In 2012 the UN’s Special Rapporteur on the Right to Food presented a report to the General Assembly giving a broader perspective on the right to food in relation to fisheries, available at

These documents raise some of the issues that should be considered in the forthcoming HLPE report on The Role of Sustainable Fisheries and Aquaculture for Food Security and Nutrition.

Aloha, George Kent

Alfredo Quarto Mangrove Action Project, United States of America

Dear Friends at CFS-HLPE,

I have some serious concerns about the future composition of your proposed study team addressing the stated theme “The Role of Sustainable Fisheries and Aquaculture for Food Security and Nutrition.” For one thing, I urge you to include representation on this team of artisenal fishers from local communities and Indigenous Peoples affected by industrial style aquaculture to ensure their voices are heard in regards to the food security issues.

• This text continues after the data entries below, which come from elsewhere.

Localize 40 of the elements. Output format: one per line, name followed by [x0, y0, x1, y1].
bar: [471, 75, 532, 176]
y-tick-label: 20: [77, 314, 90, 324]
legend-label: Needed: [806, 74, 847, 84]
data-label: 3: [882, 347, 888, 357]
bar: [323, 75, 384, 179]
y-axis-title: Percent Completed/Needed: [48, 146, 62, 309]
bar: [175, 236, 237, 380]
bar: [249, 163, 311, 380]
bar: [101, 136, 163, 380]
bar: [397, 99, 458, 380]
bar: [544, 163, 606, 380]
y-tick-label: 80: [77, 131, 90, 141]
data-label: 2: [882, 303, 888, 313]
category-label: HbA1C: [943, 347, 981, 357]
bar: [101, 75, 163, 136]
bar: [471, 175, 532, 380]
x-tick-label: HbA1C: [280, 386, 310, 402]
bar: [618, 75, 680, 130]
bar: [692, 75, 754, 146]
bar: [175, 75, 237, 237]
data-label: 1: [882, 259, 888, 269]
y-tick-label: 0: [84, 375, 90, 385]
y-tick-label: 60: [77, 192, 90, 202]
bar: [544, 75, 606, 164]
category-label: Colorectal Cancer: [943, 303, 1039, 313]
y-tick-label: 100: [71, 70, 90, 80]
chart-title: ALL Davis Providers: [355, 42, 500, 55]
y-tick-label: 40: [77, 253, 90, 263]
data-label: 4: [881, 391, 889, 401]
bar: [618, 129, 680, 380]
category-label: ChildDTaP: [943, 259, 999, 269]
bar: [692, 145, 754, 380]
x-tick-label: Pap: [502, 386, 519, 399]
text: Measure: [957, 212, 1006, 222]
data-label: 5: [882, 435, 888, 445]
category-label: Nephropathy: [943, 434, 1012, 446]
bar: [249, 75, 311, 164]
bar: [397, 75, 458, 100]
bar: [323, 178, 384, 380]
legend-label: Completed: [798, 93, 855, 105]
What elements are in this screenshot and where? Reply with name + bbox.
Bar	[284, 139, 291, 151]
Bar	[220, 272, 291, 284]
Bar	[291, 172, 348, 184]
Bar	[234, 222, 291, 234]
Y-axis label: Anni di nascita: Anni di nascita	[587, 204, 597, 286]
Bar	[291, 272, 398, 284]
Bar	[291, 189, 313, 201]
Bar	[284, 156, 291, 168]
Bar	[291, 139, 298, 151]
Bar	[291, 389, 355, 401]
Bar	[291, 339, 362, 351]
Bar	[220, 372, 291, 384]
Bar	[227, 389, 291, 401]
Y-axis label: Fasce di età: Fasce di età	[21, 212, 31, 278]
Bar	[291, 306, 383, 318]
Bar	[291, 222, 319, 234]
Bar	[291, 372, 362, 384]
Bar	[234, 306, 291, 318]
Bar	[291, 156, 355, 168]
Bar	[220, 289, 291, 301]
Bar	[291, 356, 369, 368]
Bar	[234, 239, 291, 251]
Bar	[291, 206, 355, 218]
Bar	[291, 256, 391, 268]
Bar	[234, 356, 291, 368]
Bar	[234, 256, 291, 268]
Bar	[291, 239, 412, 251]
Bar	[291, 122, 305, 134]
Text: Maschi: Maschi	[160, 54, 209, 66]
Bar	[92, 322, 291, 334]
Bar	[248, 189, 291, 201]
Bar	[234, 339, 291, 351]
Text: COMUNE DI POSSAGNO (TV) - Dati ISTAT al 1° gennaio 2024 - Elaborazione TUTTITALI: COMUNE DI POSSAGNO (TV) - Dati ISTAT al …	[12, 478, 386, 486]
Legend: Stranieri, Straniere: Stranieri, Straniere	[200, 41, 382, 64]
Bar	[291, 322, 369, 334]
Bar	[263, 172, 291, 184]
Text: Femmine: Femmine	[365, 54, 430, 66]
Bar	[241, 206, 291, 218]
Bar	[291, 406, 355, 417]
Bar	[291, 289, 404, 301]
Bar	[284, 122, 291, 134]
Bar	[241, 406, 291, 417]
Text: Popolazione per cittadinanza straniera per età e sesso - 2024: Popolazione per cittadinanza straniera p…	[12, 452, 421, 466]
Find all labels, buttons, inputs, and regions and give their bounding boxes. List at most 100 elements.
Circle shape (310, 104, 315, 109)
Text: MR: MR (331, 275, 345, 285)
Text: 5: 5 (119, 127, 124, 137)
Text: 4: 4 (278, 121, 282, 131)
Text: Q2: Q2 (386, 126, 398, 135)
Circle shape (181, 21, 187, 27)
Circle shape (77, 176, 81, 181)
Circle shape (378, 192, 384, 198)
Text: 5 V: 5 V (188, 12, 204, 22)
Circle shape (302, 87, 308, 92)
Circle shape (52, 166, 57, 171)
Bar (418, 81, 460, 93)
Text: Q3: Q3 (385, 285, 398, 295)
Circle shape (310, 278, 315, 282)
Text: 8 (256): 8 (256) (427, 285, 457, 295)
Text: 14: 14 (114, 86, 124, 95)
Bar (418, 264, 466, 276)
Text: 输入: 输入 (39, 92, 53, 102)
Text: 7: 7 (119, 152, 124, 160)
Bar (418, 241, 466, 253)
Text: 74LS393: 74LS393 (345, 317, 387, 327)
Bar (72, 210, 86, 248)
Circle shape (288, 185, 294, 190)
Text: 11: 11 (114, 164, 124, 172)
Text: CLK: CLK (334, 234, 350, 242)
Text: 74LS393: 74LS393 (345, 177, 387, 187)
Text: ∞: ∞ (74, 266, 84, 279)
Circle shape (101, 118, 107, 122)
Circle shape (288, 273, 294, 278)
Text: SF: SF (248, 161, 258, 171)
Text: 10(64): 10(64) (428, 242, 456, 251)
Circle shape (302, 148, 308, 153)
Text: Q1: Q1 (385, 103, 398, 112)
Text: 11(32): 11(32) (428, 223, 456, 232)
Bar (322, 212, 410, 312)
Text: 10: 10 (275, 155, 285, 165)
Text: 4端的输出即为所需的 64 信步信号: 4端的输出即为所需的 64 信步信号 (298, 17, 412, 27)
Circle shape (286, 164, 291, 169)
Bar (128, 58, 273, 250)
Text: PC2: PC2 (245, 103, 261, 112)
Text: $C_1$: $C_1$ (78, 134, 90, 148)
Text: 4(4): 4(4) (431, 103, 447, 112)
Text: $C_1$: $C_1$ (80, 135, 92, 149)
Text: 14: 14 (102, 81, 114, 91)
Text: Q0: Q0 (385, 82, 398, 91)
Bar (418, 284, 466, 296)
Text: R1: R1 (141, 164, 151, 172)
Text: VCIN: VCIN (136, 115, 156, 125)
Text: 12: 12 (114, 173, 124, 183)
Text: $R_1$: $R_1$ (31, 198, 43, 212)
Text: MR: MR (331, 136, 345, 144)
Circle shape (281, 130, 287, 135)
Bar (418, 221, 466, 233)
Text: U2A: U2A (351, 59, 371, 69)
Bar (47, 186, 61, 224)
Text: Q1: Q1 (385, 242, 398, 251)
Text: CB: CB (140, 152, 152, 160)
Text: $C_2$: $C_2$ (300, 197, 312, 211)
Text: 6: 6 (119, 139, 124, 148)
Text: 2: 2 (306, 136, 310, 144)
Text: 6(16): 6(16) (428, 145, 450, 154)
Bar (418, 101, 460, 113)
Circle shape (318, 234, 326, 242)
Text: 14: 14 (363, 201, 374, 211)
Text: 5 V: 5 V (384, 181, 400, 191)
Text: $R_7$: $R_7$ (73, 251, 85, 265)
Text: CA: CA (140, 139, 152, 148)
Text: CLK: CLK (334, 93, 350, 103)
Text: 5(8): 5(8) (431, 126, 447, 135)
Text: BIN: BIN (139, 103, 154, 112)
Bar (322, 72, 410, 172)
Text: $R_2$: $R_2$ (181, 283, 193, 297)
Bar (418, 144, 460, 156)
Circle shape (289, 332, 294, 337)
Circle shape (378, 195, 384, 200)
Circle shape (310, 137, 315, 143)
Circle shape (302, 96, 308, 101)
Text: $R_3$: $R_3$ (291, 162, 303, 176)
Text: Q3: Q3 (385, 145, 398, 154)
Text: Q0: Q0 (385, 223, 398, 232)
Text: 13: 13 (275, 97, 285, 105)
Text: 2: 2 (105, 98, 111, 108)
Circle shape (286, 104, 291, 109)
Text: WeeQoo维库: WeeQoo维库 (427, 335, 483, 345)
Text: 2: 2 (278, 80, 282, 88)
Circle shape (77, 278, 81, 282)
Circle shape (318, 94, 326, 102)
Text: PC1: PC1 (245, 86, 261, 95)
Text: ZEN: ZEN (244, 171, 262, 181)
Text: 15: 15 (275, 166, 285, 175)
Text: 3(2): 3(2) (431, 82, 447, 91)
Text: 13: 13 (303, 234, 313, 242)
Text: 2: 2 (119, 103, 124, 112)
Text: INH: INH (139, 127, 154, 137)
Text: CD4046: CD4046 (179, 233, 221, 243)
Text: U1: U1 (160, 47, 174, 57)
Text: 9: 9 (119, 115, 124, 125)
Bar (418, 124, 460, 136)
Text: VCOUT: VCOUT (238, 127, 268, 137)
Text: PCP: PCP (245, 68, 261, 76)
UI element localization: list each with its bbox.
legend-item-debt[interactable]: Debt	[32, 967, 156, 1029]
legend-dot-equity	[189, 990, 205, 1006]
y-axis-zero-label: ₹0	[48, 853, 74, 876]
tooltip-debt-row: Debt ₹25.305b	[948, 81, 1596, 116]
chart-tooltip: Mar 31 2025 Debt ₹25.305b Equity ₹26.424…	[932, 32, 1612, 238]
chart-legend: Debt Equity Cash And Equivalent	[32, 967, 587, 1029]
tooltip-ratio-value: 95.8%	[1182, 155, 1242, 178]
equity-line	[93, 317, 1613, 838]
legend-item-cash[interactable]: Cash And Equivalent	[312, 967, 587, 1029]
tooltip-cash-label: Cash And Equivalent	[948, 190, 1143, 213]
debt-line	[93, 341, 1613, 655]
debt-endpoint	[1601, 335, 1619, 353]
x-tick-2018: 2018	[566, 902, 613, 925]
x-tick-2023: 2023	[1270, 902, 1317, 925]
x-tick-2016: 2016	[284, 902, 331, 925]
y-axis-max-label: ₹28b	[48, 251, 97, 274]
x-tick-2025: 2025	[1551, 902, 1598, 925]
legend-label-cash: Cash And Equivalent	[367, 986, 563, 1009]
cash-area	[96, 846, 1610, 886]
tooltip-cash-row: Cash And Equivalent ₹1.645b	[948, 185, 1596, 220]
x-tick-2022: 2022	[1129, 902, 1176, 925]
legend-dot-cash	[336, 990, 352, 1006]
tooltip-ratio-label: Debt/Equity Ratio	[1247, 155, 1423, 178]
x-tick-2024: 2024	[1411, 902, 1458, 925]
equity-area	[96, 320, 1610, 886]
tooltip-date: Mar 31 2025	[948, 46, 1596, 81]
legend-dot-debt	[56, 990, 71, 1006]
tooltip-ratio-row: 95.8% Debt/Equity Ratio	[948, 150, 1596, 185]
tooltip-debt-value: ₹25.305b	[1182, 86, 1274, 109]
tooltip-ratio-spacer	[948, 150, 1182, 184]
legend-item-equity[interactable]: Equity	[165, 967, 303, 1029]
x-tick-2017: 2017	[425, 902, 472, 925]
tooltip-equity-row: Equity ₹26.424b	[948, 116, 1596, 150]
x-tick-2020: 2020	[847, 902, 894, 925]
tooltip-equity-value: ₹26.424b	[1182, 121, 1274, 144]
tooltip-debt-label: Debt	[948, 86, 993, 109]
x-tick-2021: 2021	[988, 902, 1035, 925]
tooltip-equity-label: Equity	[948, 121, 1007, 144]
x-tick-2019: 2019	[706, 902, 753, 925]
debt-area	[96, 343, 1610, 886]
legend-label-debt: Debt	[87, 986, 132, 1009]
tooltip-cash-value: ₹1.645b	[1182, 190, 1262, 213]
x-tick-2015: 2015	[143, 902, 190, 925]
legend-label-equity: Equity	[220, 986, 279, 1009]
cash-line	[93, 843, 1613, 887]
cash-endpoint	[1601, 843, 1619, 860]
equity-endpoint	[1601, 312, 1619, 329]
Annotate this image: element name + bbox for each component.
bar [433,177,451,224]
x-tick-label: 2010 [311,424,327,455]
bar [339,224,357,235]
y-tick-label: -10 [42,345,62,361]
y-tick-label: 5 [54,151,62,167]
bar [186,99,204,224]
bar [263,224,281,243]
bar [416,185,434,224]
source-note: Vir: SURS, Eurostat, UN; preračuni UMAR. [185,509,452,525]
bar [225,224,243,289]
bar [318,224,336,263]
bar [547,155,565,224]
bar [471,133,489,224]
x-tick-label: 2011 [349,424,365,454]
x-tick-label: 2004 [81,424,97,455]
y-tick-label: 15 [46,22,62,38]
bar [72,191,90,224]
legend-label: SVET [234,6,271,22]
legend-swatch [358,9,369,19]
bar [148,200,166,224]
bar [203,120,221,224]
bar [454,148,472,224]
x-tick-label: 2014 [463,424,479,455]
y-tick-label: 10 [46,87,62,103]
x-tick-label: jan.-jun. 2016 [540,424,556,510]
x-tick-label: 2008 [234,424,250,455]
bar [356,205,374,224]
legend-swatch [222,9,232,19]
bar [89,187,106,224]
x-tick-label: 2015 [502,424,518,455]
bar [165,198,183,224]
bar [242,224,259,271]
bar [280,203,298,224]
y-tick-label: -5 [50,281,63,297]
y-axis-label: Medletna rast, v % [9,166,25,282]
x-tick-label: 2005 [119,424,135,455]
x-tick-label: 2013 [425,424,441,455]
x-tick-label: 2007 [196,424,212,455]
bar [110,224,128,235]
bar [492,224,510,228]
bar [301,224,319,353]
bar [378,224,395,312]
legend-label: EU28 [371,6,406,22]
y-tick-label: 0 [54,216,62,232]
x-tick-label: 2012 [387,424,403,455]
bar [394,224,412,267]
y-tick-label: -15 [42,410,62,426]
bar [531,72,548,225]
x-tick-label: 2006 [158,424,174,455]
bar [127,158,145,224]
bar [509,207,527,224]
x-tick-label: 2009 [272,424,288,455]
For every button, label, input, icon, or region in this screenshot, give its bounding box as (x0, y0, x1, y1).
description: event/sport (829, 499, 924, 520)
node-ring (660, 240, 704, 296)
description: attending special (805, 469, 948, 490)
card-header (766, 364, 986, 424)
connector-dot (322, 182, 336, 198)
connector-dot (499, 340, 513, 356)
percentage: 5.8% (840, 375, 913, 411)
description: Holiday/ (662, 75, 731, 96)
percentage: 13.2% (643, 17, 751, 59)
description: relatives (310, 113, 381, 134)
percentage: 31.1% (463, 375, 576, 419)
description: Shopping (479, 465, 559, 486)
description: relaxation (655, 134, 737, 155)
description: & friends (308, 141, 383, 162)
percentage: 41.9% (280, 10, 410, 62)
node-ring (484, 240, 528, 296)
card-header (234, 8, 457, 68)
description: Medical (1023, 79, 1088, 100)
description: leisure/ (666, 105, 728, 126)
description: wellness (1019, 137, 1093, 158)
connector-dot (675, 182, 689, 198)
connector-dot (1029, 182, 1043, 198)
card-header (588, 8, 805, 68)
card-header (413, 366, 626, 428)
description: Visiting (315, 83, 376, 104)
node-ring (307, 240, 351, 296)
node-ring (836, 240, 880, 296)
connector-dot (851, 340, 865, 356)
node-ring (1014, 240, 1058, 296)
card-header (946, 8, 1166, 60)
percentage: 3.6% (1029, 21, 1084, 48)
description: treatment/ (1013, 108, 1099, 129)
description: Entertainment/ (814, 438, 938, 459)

Furthermore, I urge your candidature list to include representative regional members of community-based NGOs from the Global South where the majority of industrial aquaculture developments take place.

And, I urge that your study team begin by clearly defining the term “food security” whose meaning has been misconstrued as to what it really signifies and for whom it truly applies. In my 21 years working with Mangrove Action Project on these complex and troublesome issues, I have seen the food security of the importing nations being enhanced, but at the terrible costs to food security in the producer nations. Too often, in relation to farmed shrimp or salmon, so-called food security in the importing nations signifies food insecurity in the producer nations.